Christopher Wright dhasenan at gmail.com
Sun Feb 15 05:54:20 PST 2009


Nick Sabalausky wrote:
> "Christopher Wright" <dhasenan at gmail.com> wrote in message 
> news:gn7jn9$1i0e$1 at digitalmars.com...
>> class Foo {
>>     void delegate()? dg;
>>     void doStuff() {
>>         if (dg) {
>>             doPart1;
>>             doPart2;
>>         } else {
>>             // some other long code path
>>         }
>>     }
>>
>>     private void doPart1() {
>>         // use dg; why should I check?
> 
> Because some other function or codepath could still accidentally be breaking 
> your precondition convention, so you're right back to inviting hidden.

Yes, but I'm using nullable variables. I'm happy with getting a hardware 
exception if I try dereferencing them when they're null.

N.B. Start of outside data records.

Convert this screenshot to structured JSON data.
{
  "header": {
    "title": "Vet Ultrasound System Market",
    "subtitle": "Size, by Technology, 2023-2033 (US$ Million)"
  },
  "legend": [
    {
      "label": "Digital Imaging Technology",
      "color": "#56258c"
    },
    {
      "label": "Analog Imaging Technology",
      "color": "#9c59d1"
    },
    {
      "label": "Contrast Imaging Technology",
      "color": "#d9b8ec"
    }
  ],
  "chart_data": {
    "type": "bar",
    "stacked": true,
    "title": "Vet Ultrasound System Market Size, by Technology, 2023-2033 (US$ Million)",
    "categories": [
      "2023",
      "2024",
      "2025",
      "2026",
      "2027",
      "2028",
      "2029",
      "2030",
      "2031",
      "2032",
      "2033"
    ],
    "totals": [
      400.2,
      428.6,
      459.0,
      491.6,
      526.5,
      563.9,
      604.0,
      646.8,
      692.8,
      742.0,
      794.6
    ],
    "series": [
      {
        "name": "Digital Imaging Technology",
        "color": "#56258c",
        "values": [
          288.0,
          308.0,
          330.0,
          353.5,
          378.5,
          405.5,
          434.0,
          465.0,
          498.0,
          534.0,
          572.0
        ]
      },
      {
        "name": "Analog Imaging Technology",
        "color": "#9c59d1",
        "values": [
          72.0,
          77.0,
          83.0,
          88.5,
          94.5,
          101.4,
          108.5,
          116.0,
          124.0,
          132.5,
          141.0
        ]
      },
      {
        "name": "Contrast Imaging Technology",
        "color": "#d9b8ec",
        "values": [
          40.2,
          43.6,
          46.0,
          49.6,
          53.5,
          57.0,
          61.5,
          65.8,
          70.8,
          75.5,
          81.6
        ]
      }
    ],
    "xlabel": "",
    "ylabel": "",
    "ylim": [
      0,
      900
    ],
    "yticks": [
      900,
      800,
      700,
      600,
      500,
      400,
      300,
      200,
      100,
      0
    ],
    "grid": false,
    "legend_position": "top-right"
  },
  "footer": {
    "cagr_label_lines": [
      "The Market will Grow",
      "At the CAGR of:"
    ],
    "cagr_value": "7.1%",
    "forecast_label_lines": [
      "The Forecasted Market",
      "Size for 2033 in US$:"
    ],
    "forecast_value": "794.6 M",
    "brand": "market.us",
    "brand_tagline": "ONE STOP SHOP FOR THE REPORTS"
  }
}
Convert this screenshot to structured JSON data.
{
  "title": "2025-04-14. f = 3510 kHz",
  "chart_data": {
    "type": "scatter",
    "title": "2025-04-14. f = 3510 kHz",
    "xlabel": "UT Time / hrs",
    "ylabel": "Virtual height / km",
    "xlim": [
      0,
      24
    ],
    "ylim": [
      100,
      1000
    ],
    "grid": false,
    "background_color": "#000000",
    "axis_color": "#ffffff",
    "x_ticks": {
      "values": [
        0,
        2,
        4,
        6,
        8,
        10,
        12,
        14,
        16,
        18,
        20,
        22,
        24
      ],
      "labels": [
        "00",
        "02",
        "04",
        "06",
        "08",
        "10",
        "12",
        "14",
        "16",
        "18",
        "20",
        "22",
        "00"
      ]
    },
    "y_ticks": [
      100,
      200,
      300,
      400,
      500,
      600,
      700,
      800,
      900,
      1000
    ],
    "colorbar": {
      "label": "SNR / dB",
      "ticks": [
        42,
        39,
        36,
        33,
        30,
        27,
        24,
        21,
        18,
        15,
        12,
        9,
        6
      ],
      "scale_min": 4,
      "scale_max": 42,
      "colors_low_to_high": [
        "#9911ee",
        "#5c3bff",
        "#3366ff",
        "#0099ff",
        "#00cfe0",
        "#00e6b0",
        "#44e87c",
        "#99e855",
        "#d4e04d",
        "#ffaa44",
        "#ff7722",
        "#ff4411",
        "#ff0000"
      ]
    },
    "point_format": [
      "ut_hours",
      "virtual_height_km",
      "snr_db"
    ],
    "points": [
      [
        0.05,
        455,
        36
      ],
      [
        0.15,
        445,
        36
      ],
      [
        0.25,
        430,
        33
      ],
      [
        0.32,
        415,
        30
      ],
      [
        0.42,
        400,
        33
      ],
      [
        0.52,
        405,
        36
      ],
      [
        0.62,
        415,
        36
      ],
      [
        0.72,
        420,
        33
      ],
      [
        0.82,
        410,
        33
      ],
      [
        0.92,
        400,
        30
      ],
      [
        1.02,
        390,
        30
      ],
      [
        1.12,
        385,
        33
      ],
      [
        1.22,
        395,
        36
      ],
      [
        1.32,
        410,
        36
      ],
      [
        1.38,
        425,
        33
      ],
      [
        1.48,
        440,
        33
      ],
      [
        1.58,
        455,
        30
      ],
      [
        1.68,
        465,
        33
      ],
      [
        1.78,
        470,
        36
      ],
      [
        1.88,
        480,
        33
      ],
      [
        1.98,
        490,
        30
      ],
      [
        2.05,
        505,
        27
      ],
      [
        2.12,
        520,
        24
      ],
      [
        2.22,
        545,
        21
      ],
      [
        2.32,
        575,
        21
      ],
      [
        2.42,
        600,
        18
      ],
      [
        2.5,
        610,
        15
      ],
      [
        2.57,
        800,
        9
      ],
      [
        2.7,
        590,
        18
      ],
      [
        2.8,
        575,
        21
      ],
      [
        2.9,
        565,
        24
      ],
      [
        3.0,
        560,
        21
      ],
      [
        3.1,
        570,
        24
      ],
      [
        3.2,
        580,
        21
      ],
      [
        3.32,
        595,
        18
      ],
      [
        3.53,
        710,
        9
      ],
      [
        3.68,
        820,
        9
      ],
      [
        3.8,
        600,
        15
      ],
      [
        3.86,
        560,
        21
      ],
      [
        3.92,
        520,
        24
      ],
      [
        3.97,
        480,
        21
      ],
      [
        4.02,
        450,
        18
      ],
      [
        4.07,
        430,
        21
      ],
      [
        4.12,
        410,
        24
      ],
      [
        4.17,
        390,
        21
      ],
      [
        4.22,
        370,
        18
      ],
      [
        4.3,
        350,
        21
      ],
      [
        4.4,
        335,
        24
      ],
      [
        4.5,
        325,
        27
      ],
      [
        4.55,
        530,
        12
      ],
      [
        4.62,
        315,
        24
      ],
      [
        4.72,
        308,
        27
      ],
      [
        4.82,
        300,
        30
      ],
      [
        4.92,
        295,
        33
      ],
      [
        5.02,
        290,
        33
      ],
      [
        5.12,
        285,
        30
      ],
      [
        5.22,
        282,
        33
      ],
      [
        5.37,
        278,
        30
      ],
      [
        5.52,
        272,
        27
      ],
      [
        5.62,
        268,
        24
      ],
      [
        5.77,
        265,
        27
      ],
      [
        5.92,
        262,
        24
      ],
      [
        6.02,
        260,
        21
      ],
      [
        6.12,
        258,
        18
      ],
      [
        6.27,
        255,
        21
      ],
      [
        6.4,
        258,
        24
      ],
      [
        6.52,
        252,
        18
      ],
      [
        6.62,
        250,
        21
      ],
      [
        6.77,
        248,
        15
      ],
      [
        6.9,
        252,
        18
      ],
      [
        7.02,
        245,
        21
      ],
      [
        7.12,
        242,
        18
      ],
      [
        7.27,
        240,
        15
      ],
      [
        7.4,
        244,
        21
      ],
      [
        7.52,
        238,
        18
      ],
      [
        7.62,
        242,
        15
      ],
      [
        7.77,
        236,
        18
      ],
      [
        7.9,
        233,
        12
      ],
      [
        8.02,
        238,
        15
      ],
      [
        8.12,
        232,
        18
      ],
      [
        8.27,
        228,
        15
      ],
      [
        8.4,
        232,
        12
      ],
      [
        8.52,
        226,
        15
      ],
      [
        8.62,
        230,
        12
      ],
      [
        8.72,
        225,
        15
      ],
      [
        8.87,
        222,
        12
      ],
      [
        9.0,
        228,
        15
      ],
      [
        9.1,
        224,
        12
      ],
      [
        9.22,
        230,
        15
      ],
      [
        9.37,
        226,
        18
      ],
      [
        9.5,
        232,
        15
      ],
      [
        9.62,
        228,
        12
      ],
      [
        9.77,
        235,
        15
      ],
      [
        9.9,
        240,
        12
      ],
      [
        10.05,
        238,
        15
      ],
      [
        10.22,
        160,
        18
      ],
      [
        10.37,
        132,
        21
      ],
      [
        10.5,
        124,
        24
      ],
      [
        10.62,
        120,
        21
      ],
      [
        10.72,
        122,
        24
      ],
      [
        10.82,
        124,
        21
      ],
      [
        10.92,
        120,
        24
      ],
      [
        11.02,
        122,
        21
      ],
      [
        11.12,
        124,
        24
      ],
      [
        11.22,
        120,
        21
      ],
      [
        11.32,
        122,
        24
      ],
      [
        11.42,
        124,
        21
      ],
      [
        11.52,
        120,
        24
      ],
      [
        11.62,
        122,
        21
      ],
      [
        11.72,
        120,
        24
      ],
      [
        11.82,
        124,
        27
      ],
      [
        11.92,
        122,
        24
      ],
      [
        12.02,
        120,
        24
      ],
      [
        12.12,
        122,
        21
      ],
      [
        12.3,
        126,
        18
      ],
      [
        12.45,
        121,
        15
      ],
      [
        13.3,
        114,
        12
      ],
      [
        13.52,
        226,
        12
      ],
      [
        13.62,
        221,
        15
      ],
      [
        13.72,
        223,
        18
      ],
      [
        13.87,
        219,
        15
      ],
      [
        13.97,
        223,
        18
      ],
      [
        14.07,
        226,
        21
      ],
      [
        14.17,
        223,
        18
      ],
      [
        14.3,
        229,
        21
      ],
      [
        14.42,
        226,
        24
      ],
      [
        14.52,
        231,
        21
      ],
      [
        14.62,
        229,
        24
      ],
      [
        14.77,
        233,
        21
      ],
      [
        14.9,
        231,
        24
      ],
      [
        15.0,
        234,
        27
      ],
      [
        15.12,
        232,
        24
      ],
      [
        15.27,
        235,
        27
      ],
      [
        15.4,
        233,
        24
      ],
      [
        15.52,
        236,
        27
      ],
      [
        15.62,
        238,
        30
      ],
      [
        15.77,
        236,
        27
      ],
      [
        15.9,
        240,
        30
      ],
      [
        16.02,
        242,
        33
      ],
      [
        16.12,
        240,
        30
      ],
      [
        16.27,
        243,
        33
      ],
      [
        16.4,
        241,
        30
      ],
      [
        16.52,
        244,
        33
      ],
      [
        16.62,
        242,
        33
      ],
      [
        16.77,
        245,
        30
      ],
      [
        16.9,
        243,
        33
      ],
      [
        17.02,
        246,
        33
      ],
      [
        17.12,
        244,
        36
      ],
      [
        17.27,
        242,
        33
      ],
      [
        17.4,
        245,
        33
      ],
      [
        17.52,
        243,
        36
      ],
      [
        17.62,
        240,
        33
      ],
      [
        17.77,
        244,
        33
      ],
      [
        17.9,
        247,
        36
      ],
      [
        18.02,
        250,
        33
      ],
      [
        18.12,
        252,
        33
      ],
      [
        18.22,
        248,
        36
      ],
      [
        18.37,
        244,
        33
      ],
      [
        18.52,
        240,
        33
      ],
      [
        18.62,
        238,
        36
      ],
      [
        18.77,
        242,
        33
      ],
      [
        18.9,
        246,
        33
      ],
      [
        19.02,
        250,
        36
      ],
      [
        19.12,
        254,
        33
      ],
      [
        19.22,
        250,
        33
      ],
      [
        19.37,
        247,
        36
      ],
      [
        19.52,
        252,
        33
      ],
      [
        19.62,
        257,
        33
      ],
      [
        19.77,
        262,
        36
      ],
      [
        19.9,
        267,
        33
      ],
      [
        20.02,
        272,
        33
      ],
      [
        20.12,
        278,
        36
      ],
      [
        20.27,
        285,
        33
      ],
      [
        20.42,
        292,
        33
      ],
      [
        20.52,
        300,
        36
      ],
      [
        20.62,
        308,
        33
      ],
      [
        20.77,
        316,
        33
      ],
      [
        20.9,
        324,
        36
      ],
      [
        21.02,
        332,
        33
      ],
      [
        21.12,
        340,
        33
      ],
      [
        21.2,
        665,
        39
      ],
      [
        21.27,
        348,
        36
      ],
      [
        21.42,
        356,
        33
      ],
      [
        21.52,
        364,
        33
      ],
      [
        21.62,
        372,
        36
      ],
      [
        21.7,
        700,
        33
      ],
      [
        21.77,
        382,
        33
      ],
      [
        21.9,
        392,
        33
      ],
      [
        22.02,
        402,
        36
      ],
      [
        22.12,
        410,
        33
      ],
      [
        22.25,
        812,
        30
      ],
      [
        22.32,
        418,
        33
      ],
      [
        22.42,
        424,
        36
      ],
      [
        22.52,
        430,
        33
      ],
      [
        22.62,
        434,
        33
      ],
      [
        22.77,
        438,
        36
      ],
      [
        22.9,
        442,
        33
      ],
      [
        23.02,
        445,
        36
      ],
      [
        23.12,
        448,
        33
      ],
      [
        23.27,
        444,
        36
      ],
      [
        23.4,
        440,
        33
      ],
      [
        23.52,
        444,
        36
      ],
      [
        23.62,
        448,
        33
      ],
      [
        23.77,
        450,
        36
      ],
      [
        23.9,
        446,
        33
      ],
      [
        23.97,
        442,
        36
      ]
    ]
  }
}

I could pass the non-nullable versions to each of these convenience 
functions, which works in small cases (one or two such variables) and 
totally eliminates the value of using member functions. Plus, that's 
code duplication.

As for checking every time...

It's code duplication.

It's slower than removing the checks, and the checks aren't removed in 
release mode.

The checks are all going to boil down to:
if (variable) { } else { assert (false); }

It's unnecessary.

It's the compiler assuming that the programmer is an idiot and not 
allowing the programmer to insist that they know what they're doing.

I want *warnings* about this. But I think it's going to require far too 
much boilerplate in complex circumstances.